WHY THIS MATTERS IN BRIEF
By figuring out what data sets cybersecurity are training their AI’s on hackers have found a way to create malware that can’t be detected.
Walking around the exhibition floor at this week’s massive Black Hat cybersecurity conference in Las Vegas many people were struck by the number of companies boasting about how they are using Artificial Intelligence (AI) and machine learning to help make the world a safer place and counter today’s, and tomorrow’s, cyber security threats.
But while everyone and their dog looks like they’re embracing AI there are an increasing number of experts who are worried that cybersecurity vendors aren’t paying enough attention to the risks associated with relying heavily on these technologies.
“What’s happening is a little concerning, and in some cases even dangerous,” warns Raffael Marty of security firm Forcepoint.
The security industry’s hunger for algorithms is understandable. It’s facing a tsunami of cyberattacks just as the number of devices being hooked up to the internet is exploding. At the same time, there’s a massive shortage of skilled cyber workers. Using machine learning and AI to help automate threat detection and response can ease the burden on employees, and potentially help identify threats more efficiently than other software-driven approaches. But Marty and some others speaking at Black Hat say plenty of firms are now rolling out AI based products because they feel they have to in order to get an audience with customers who have bought into the AI hype cycle. And there’s a danger that they will overlook ways in which the machine learning algorithms could lull customers into a false sense of security.
Many products being rolled out involve something called “Supervised learning,” which requires firms to choose and label data sets that algorithms are trained on, for instance, by tagging code that’s malware and code that is clean.
Marty says that one risk is that in rushing to get their products to market, companies use training information that hasn’t been thoroughly scrubbed of anomalous data points, and that could lead to the algorithm missing some attacks.
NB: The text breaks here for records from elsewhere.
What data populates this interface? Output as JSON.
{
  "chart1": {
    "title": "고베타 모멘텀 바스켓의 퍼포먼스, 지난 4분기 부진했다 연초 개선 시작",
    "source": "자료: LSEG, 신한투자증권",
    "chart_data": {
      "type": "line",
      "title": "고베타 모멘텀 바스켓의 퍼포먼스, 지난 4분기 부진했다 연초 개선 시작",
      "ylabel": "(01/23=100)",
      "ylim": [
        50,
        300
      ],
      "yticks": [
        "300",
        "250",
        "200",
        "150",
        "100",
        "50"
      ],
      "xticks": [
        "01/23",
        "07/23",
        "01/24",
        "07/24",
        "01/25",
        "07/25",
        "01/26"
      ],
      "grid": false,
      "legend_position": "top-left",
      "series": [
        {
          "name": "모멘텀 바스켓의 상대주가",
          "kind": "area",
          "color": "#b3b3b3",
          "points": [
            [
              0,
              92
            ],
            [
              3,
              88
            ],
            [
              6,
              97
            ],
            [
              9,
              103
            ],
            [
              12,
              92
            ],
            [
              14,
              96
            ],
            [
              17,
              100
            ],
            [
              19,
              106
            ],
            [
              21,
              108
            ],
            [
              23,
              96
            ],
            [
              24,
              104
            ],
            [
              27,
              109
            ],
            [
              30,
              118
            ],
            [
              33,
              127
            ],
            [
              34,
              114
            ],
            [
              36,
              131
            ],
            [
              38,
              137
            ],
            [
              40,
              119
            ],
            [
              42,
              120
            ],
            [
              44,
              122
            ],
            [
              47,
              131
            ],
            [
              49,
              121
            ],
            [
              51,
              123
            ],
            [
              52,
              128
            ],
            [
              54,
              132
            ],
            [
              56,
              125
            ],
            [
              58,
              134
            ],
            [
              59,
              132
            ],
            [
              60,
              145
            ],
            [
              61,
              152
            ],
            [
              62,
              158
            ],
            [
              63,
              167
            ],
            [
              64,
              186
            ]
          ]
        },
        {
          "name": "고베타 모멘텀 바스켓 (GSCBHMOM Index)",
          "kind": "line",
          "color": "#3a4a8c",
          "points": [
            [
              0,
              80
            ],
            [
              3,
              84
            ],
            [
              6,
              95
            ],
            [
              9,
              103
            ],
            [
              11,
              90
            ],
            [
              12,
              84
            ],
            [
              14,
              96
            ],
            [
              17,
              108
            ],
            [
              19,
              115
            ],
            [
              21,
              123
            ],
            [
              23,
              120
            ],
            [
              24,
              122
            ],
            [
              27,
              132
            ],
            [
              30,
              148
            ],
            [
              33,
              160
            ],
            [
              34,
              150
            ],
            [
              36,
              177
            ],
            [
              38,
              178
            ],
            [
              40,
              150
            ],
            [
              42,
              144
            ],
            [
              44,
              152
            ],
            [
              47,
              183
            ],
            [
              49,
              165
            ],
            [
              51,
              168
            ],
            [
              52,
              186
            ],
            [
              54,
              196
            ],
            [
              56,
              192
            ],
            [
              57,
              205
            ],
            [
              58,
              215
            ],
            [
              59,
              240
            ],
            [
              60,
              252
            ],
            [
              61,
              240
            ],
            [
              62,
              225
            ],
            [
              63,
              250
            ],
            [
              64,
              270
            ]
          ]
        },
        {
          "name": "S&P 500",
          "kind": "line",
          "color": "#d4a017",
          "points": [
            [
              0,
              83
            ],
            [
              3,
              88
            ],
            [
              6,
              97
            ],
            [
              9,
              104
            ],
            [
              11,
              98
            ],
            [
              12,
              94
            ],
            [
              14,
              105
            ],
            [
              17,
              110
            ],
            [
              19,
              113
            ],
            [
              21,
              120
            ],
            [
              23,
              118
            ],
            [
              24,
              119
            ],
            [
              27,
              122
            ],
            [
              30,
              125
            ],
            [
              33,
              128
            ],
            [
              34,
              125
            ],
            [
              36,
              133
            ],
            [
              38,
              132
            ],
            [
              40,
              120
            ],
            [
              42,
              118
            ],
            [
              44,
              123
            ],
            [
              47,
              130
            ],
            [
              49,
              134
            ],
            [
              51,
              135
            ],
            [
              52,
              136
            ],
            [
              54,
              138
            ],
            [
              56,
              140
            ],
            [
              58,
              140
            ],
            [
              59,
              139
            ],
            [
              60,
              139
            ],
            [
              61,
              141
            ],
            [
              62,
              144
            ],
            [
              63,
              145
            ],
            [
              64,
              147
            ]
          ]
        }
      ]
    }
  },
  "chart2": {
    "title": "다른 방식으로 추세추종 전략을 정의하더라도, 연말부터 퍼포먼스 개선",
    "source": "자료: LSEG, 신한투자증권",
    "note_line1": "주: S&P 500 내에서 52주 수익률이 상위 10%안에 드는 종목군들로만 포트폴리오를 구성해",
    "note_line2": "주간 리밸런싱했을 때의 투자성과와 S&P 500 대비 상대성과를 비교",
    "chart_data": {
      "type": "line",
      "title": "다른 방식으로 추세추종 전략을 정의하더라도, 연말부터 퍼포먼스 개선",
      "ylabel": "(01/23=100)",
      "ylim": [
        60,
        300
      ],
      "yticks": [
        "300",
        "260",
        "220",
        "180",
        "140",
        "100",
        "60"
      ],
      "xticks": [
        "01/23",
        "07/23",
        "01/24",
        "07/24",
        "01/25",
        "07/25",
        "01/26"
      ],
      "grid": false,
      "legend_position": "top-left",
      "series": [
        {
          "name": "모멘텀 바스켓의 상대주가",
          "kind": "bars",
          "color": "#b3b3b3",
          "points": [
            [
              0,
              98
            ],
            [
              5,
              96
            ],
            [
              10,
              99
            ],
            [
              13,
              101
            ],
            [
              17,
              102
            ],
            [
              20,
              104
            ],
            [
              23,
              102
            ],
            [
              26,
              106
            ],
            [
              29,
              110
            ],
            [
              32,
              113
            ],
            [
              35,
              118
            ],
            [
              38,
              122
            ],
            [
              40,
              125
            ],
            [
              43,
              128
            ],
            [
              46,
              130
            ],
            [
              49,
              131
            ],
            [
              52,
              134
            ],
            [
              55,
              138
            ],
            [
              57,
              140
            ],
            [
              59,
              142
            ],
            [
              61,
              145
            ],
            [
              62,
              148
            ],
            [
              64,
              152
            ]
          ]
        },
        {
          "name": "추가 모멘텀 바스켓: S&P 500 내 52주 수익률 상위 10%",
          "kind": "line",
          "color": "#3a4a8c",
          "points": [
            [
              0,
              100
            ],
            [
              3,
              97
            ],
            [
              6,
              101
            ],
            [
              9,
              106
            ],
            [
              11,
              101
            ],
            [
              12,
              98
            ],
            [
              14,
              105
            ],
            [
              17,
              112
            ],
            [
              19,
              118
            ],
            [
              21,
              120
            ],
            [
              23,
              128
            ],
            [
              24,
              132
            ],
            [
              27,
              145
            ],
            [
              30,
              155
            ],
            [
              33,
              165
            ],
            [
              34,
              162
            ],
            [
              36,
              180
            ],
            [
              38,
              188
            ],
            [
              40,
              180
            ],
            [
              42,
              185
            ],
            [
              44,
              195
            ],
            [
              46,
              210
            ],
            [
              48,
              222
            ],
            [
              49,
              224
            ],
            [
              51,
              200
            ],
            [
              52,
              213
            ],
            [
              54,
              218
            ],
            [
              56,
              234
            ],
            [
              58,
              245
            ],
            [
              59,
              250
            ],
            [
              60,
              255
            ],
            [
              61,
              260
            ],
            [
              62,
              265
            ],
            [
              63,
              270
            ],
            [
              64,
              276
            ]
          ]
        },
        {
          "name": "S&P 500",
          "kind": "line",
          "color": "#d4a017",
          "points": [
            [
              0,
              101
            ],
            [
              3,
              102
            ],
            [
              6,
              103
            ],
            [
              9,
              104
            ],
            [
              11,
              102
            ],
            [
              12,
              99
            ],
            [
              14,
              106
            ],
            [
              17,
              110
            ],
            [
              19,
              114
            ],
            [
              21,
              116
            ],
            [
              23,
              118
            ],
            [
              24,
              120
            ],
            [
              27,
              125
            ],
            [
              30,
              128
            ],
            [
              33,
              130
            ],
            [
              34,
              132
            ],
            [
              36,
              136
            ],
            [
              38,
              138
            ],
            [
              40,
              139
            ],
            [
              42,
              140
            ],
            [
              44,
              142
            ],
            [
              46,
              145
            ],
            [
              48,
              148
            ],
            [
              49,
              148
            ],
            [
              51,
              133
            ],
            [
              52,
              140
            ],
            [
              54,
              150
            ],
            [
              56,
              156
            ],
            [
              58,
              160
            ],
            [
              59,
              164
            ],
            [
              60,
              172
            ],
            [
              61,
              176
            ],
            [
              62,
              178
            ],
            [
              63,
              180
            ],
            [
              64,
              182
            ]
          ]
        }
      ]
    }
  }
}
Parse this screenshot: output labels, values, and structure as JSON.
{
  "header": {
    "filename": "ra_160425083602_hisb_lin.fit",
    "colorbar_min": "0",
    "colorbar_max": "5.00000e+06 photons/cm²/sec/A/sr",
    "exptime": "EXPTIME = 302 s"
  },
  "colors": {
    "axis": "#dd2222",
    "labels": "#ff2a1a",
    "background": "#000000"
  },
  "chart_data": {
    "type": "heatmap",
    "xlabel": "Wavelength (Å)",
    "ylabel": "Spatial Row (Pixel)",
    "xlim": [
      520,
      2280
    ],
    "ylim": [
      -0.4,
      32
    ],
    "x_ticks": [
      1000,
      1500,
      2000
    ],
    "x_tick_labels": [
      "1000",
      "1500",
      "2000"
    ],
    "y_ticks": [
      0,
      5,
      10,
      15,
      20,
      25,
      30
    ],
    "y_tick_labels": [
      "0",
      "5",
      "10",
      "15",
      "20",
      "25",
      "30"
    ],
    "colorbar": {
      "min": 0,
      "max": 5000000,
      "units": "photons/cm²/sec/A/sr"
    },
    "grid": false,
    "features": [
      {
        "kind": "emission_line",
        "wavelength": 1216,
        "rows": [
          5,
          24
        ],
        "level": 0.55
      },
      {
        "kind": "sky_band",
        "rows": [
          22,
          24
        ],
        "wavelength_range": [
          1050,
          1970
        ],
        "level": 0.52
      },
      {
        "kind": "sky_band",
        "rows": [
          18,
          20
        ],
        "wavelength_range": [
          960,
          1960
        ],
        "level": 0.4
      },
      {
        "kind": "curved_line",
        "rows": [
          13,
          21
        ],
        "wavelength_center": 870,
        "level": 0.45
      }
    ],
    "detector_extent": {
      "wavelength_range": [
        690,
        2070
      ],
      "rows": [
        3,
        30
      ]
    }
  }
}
Another is that hackers who get access to a security firm’s systems could corrupt data by switching labels so that some malware examples are tagged as clean code. And the bad guys don’t even need to tamper with the data, instead, they could work out the features of code that a model is using to flag malware and then remove these from their own malicious code so the algorithm doesn’t catch it.
In a session at the conference, Holly Stewart and Jugal Parikh of Microsoft also flagged the risk of over reliance on a single, master algorithm to drive a security system. The danger is that if that algorithm is compromised, there’s no other signal that would flag a problem with it.
To help guard against this, Microsoft’s Windows Defender threat protection service uses a diverse set of algorithms with different training data sets and features. So if one algorithm is hacked, the results from the others, assuming their integrity hasn’t been compromised too, will highlight the anomaly in the first model.
Beyond these issues Marty notes that with some very complex algorithms it can be really difficult to work out why they actually spit out certain answers. This “explainability” issue as he, and many others, call it, can make it hard to assess what’s driving any anomalies that crop up, although there are a number of different companies working on trying to “read the mind” of these black box AI’s with some notable successes from the likes of DeepMind, MIT, Nvidia, and others.
Irrespective of this though everyone agrees that none of this means that AI and machine learning shouldn’t have an important role in a defensive arsenal though. The message from Marty and others is that it’s really important for security companies and their customers to monitor and minimise the risks associated with algorithmic models, and that’s no small challenge given that people with the ideal combination of deep expertise in cybersecurity and in data science are still as rare as a cool day in a Las Vegas summer.